Imagine using Amazon Echo to start your F-150 truck, scan through your favorite playlist on Spotify as you use Apple Maps to meet your friends at a restaurant, and then open your garage door and raise the temperature on your home thermostat as you pull into the driveway.
That's the promise of the connected vehicle, as per all the developments to be announced by Ford today at week's Consumer Electronics Show in Las Vegas.
Though the automaker is not commenting on reports that it's partnering with Google to build driverless cars, Ford will be revealing the next stage of its Smart Mobility plan, accelerating its testing of autonomous vehicles and targeting drone-to-vehicle technology to improve emergency services.
Among the new developments, Ford will be:
- Tripling its fleet of Fusion Hybrid autonomous research cars (from 10 to 30)—the largest in the industry —and using Velodyne's new Solid-State Hybrid Ultra PUCK Auto sensor to map and simulate the surrounding environment.
- Teaming up with drone maker DJI to announce a $100,000 challenge to software developers who can create drone-to-vehicle communications that use Ford SYNC AppLink.
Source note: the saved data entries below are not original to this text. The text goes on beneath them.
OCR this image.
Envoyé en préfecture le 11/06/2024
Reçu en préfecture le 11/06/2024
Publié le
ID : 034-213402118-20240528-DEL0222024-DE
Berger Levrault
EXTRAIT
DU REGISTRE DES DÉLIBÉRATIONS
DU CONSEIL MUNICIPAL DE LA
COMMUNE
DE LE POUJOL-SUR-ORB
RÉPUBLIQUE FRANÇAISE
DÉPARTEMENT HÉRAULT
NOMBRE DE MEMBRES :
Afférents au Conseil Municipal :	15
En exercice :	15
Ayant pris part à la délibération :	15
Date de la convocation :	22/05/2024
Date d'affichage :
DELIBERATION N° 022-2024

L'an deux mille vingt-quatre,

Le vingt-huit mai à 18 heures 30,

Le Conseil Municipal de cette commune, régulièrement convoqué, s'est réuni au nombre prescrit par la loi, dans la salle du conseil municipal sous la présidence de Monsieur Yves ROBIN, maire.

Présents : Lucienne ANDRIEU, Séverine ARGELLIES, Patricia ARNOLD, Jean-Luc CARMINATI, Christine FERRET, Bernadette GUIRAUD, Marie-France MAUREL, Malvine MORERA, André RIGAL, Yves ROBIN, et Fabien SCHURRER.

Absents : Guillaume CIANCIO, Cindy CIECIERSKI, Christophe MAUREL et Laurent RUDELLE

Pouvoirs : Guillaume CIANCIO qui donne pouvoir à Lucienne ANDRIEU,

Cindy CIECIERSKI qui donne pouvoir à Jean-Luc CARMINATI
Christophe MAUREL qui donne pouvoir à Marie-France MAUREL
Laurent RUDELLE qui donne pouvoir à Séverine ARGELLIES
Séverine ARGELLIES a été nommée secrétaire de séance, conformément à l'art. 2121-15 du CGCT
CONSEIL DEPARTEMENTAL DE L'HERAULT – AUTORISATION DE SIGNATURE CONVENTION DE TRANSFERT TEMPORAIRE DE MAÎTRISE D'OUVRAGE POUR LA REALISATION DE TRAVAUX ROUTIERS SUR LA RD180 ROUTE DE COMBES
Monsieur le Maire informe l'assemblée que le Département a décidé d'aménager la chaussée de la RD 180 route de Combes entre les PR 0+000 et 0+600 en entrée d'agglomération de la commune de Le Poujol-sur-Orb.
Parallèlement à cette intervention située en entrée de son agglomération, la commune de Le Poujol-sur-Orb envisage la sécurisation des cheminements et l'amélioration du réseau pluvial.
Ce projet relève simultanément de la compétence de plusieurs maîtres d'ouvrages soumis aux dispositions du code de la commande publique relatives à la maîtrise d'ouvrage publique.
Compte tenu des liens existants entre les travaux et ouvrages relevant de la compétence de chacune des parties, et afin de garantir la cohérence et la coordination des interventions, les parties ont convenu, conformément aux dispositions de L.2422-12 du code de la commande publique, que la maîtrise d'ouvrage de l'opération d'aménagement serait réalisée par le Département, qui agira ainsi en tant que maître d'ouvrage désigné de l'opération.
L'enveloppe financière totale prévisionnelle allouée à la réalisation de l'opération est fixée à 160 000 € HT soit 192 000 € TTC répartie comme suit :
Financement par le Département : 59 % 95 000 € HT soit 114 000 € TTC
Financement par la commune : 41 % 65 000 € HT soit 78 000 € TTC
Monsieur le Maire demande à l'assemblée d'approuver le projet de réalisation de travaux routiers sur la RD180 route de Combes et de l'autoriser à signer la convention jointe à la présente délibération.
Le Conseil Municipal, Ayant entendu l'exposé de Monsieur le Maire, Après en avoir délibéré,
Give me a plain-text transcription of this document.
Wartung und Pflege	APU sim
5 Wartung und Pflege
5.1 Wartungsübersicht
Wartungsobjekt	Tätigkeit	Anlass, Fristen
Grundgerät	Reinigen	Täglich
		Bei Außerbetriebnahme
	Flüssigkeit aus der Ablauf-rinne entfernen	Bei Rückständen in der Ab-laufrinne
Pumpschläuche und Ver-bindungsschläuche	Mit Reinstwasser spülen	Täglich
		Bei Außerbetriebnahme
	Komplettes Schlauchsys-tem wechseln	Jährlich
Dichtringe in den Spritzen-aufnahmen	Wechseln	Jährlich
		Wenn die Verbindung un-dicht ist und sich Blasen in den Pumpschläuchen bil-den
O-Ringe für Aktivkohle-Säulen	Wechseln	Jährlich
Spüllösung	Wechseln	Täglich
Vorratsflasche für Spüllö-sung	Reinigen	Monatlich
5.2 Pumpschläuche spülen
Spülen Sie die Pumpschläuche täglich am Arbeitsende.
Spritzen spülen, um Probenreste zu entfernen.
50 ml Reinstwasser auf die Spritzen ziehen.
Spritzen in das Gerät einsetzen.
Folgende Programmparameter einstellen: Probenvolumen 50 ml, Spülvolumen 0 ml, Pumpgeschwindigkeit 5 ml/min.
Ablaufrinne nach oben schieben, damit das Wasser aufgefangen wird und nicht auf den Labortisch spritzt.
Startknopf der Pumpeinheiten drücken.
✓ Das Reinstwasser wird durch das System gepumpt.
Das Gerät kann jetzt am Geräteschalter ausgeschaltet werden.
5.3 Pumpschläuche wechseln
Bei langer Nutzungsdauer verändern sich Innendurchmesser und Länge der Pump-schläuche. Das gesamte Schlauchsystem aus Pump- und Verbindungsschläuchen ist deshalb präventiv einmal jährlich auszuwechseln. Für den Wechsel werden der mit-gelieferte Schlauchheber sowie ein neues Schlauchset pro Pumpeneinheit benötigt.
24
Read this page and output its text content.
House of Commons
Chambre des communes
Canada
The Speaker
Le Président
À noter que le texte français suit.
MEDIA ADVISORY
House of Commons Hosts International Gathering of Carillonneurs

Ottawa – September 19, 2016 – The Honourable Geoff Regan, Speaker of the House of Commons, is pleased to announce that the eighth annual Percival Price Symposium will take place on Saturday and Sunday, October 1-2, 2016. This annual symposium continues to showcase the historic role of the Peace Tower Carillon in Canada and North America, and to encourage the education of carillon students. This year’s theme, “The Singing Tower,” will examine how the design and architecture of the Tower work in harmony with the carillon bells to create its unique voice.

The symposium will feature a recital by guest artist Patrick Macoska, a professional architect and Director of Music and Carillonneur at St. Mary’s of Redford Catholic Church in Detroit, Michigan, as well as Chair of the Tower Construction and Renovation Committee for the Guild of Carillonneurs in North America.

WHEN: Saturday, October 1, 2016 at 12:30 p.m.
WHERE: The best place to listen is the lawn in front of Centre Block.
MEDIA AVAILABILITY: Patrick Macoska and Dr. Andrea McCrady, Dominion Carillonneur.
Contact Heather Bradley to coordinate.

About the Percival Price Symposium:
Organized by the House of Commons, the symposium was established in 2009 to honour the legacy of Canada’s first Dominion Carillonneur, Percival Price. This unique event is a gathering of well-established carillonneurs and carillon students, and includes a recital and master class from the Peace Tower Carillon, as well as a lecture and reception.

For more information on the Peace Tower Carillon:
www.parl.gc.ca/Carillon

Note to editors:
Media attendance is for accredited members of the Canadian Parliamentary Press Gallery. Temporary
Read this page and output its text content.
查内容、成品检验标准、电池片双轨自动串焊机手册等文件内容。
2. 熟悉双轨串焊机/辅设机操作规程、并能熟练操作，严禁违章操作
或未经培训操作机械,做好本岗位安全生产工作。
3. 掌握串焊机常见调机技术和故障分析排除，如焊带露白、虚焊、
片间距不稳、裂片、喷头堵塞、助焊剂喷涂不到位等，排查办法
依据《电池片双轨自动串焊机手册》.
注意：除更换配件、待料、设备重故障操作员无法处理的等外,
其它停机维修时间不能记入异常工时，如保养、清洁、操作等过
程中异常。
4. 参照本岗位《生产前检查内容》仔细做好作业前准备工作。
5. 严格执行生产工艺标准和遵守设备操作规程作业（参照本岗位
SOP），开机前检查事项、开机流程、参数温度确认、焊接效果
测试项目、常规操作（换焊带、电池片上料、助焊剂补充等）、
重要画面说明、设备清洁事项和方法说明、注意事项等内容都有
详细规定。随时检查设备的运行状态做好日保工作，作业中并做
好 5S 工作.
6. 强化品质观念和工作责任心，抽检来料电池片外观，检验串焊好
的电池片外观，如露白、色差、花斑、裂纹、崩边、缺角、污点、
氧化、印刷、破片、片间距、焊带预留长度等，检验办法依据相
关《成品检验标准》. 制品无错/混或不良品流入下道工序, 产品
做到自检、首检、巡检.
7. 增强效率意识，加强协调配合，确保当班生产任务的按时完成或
The goal is to one day enable the United Nations Development Program to inspect inaccessible emergency zones around the world.
- Developing ways to link smart devices like Amazon Echo and Wink to its vehicles to "allow consumers to control lights, thermostats, security systems, and other features of their homes from their car, and to stop, start, lock, unlock, and check their vehicle's fuel range from the comforts of their couch."
- Launching 25 research experiments around the world to "anticipate what customers will want and need in tomorrow's transportation ecosystem." One of them is a "dynamic social shuttle": a minibus that offers point-to-point pickup and drop-off on demand in New York and London.
- Introducing SYNC 3, Ford's new faster and more intuitive communications and entertainment system that features enhanced response to drive commands.